I started my day, as I’m sure many did, being inundated by the various morning talk shows’ commemoration of the September 11 anniversary. By nine-thirty, I was on my way to the restaurant, having said goodbye to Ginger, who was on her way back to Birmingham. I didn’t get off work until 9:30 tonight, which meant I didn’t hear anything else about the anniversary; my world today consisted of the folks I saw at work.

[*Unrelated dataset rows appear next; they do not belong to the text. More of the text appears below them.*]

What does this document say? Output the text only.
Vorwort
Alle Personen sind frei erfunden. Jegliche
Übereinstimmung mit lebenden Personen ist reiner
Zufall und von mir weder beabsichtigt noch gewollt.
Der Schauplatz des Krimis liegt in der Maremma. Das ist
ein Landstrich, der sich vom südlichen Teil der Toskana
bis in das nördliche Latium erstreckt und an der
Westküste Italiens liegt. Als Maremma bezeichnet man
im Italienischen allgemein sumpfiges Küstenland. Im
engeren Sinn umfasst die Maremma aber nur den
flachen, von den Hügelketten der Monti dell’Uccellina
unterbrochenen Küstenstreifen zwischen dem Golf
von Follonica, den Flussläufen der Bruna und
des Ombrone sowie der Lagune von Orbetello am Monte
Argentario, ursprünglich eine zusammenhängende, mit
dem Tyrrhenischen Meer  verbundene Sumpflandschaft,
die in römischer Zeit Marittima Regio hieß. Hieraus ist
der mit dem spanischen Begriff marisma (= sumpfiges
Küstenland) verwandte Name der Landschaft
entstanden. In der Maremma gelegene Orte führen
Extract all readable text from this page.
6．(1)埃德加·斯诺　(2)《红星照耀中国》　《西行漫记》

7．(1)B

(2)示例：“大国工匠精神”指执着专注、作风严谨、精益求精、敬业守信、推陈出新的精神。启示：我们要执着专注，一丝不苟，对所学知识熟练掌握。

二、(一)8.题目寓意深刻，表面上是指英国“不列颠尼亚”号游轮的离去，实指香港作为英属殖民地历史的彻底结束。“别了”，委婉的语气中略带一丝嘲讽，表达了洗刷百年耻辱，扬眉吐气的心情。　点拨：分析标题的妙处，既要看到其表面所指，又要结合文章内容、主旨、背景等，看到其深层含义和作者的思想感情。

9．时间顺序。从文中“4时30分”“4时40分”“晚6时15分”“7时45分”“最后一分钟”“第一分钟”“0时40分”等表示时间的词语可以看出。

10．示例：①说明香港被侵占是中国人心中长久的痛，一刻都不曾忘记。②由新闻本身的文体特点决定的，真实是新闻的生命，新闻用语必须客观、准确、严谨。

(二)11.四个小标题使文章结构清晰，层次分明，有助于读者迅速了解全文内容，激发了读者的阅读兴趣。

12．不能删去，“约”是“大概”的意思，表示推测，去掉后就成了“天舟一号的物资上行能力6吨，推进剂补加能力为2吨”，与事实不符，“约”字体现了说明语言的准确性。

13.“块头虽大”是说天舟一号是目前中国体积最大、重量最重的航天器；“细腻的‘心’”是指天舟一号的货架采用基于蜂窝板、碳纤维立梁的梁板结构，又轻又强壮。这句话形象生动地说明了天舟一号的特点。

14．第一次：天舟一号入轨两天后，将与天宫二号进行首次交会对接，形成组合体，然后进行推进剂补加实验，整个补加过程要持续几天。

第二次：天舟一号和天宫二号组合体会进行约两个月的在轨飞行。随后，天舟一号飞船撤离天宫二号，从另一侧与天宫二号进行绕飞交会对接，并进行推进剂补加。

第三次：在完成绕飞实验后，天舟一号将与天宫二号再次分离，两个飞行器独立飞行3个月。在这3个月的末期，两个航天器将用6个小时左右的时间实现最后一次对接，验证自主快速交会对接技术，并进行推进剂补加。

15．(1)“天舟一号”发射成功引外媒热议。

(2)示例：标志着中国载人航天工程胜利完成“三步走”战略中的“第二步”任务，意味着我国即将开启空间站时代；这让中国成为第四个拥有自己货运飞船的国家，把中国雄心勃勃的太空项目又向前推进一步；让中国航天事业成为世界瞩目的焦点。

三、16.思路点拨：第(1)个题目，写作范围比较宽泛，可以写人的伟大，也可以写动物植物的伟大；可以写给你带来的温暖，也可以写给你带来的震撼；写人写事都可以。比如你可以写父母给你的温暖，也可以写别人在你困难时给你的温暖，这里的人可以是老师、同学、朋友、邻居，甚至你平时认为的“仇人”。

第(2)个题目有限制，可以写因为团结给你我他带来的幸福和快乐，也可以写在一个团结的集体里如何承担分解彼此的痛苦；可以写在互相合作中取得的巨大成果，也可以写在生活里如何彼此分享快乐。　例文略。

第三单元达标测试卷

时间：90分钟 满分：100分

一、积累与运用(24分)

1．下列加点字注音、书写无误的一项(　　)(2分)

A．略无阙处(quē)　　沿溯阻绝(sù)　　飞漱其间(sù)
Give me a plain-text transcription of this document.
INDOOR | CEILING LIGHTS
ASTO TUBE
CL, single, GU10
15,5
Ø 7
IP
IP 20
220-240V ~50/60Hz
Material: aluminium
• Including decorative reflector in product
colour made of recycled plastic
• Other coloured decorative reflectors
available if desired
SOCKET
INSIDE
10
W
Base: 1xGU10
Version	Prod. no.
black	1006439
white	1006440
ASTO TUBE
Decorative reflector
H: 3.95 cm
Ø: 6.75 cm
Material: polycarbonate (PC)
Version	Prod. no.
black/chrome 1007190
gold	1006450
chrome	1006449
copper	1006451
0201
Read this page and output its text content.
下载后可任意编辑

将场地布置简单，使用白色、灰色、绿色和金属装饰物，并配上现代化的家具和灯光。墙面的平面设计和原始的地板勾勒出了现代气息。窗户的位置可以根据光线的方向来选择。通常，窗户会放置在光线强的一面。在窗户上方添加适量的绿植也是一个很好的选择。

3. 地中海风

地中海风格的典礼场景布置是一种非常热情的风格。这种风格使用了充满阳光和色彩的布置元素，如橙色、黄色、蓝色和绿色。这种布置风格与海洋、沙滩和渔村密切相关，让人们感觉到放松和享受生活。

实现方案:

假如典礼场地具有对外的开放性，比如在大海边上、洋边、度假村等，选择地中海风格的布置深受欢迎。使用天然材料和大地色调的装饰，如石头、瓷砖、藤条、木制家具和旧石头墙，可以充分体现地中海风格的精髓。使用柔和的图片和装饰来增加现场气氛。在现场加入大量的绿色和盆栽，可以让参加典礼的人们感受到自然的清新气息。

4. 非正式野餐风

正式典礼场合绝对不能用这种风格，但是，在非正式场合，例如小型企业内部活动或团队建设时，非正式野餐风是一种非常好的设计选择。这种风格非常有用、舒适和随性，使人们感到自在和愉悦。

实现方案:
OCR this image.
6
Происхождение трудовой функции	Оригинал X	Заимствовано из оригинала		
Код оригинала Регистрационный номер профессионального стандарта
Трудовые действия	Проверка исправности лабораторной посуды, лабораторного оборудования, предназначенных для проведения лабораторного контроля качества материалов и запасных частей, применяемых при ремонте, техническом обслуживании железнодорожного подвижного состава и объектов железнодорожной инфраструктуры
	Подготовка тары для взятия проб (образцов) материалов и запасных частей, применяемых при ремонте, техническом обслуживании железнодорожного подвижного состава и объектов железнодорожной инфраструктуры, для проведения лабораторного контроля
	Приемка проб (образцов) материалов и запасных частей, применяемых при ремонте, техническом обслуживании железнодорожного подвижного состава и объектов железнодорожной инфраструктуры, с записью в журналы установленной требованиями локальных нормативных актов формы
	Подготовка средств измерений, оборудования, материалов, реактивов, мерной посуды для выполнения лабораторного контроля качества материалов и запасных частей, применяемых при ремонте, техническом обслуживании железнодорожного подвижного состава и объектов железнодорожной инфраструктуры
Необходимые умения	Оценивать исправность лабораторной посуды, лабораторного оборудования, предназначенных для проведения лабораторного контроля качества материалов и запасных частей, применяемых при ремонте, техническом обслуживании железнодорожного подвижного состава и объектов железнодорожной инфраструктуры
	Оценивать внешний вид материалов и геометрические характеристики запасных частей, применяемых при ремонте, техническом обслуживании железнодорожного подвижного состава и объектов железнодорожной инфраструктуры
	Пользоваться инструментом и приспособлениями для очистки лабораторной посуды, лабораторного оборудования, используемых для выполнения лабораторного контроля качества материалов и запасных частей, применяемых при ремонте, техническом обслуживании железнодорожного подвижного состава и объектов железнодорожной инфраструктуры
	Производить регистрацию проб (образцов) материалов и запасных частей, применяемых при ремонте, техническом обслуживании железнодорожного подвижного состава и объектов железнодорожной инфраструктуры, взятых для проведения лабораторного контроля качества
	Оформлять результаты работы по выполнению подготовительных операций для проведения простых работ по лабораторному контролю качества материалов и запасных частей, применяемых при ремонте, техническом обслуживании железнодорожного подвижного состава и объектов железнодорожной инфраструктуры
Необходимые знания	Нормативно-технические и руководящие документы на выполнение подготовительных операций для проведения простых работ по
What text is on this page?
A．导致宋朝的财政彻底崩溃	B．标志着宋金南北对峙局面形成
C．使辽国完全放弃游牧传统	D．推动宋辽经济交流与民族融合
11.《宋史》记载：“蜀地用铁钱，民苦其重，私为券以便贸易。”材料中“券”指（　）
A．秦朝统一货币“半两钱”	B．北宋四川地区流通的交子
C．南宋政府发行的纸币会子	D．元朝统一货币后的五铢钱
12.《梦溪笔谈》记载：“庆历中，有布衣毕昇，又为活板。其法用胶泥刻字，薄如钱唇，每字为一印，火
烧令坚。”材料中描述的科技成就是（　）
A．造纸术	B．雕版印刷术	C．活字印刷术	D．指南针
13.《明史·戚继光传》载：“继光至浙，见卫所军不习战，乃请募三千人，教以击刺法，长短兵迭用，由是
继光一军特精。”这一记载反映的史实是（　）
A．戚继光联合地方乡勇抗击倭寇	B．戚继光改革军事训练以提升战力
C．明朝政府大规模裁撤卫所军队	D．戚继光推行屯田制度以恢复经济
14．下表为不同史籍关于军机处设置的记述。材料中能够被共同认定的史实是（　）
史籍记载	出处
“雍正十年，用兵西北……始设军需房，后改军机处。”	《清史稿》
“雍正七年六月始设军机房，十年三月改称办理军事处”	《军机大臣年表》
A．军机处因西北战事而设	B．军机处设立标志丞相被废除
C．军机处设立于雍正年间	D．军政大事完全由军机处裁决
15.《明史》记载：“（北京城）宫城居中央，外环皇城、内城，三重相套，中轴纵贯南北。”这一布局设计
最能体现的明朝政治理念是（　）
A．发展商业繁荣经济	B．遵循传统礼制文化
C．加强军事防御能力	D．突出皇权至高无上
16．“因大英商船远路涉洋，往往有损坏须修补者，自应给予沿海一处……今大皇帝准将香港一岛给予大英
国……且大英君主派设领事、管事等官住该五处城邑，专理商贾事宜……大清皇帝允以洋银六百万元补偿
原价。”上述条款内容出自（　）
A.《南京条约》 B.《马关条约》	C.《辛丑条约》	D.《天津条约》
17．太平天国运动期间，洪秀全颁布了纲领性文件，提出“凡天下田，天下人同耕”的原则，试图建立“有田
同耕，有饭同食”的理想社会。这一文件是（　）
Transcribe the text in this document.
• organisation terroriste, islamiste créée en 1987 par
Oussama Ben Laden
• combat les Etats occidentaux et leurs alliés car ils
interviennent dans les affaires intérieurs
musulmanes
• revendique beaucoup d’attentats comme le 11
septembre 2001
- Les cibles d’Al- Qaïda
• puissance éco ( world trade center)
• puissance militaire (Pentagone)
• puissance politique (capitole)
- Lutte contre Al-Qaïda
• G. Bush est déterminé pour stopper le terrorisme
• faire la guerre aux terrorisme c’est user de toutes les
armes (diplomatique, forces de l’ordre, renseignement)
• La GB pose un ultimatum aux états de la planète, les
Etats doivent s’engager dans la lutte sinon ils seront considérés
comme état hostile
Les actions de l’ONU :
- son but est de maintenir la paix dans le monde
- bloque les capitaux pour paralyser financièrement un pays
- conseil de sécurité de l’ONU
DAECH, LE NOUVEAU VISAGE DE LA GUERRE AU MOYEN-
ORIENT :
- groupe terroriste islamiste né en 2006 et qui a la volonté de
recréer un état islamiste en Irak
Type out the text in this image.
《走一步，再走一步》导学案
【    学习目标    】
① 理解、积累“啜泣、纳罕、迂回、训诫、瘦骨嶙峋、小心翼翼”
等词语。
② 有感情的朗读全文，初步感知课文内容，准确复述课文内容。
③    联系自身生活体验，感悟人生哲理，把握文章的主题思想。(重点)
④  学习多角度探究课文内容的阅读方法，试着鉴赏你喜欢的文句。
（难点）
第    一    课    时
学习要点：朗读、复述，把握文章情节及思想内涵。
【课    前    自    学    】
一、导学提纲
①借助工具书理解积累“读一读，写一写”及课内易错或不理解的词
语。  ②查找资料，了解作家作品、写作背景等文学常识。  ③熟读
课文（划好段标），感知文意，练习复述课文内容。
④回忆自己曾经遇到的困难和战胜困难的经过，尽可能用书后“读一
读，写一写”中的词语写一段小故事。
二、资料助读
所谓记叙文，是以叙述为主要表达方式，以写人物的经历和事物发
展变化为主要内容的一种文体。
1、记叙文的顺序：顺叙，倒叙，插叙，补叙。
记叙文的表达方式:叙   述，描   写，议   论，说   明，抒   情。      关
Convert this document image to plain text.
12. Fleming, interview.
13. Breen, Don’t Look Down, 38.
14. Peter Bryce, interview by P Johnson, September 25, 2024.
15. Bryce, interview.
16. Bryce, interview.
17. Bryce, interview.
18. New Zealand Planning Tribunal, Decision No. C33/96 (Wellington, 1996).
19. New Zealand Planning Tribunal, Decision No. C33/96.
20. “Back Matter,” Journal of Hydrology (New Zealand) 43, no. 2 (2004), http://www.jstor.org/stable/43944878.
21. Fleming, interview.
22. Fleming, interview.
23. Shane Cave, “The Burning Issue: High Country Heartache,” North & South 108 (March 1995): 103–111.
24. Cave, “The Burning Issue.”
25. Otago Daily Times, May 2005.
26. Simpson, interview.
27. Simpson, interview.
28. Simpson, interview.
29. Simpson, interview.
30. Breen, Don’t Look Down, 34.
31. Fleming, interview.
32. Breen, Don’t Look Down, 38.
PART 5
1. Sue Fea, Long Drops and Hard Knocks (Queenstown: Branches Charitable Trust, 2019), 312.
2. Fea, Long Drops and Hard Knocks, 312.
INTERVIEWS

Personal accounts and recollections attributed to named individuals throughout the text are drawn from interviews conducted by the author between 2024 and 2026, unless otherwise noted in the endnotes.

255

Anniversaries can be strange things. When it comes to public events like 9/11, something pulls us to notice and remember, but I’m not sure we can articulate – or have articulated – what we want the moment to mean. Perhaps the meanings among us are so diverse that we struggle to find cohesion, or even understanding. We want it to make sense. Two planes full of people crashing into the Towers will never make sense. The talk shows seemed to think that pulling our emotional strings was a way of giving the day meaning. The teaser before one commercial break was they were going to talk to the children who had been in the schoolroom with Bush when he found out to see what they remembered about the day. They were six or seven; now they’re eleven or twelve. Do they really have something to add to the public conversation?
September marks the fifth anniversary of the onset of my depression. Though I think it lurked in me like a terrorist for many years, as I look back now, it was September of 2001 when it took me down and took me down hard. In past years, this has been a dark month. So far this year, it does not seem to be so. Other than feeling I have lived another year and learned some things about how to live with depression, I don’t know what to make of the anniversary. Next year I will say it has been six years, and then seven after that. Septembers will pass like mile markers giving me a sense of the distance I have traveled, but not much else.
My aunt died five years ago last spring. For the first couple of years, I called my cousin on the anniversary of her death to say I was thinking about her. After the second or third anniversary, I got an email asking me not to do that again. The day was not one to be marked for her. “Call me on my mom’s birthday,” she said; “ that’s a day to celebrate and remember.” Composers are remembered on their birthday rather than they day of their death. For most other historically significant figures, it’s the other way round. I like thinking of Pegi as a composer; she created quite a symphony in the way she lived.
I wish I could say all my rambling was leading to some incredibly insightful comment, but I don’t know how to make sense of the day any more than anyone else, other than to say I spent it well. Something in that is worth remembering.